Saturday, October 5, 2013

The New City Library

  
   The San Diego Padres may not have hit many home runs, but the new City Library looks like a city within a city. San Diego has given its denizens a shot in the arm.
   Yesterday the 2nd of October, I drove my warn out legs to the bus stop on Union and Broadway. It was going on three o'clock. I had enough spring in my legs to sit at the bus stop and wait for the number 901 to arrive.
   A homeless young man sat with me and ushered a conversation. To my rescue came my bus. I was the only passenger on the bus. He took Broadway to Tenth Avenue after picking up a few strays.
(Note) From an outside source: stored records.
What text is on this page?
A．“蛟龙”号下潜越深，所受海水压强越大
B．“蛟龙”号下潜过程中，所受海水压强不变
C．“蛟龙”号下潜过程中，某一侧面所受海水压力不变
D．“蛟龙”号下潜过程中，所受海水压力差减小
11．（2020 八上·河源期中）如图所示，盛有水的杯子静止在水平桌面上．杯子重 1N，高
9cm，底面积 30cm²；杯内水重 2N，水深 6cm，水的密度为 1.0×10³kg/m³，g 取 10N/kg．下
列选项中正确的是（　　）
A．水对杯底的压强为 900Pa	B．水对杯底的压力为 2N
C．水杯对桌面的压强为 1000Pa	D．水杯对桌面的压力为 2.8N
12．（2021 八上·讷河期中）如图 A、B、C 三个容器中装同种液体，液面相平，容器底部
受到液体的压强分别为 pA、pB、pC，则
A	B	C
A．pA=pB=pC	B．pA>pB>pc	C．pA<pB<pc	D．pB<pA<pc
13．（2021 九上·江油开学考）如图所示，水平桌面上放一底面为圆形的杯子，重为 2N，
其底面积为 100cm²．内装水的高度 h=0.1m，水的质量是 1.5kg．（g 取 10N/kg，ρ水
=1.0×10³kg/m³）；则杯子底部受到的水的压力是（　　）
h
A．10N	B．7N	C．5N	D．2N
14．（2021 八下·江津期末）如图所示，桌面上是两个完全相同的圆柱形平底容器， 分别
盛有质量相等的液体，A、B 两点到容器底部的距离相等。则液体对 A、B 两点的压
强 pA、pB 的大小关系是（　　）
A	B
I popped out a block after Market Street and walked left towards Eleventh. On the corner was a large map of the Harbor as it was in 1915.
  "You know that the mother of Ted Williams worked  the Salvation Army? Do you see those railroad tracks? That was where baseballs caromed off the cars into the street. There is Pacific and D Street as it was called then."
   I thanked the man for his baseball lesson but I needed my legs to get acquainted with the new library floors . I had watched the large bell tower being built for over two years. I walked into what seemed like a beehive of all types of people.
   People were lined up for tours and other lines had formed for library cards. I was told to take the escalator to the second floor. The table computers were on the second and third floors. I spoke to the reference desk clerk.
  "Ho many hours can you get for the day?" She told me "only one", and that did not sit well with me. Everywhere I walked the Coronado Bridge winked at me while the sun began to set. I went to the open stacked periodicals and spent the time reading an old Nation magazine. Its pages were falling off.
   There were individual study areas and other treats which I will examine later. I know I wild wilt my mind there the last days of my life.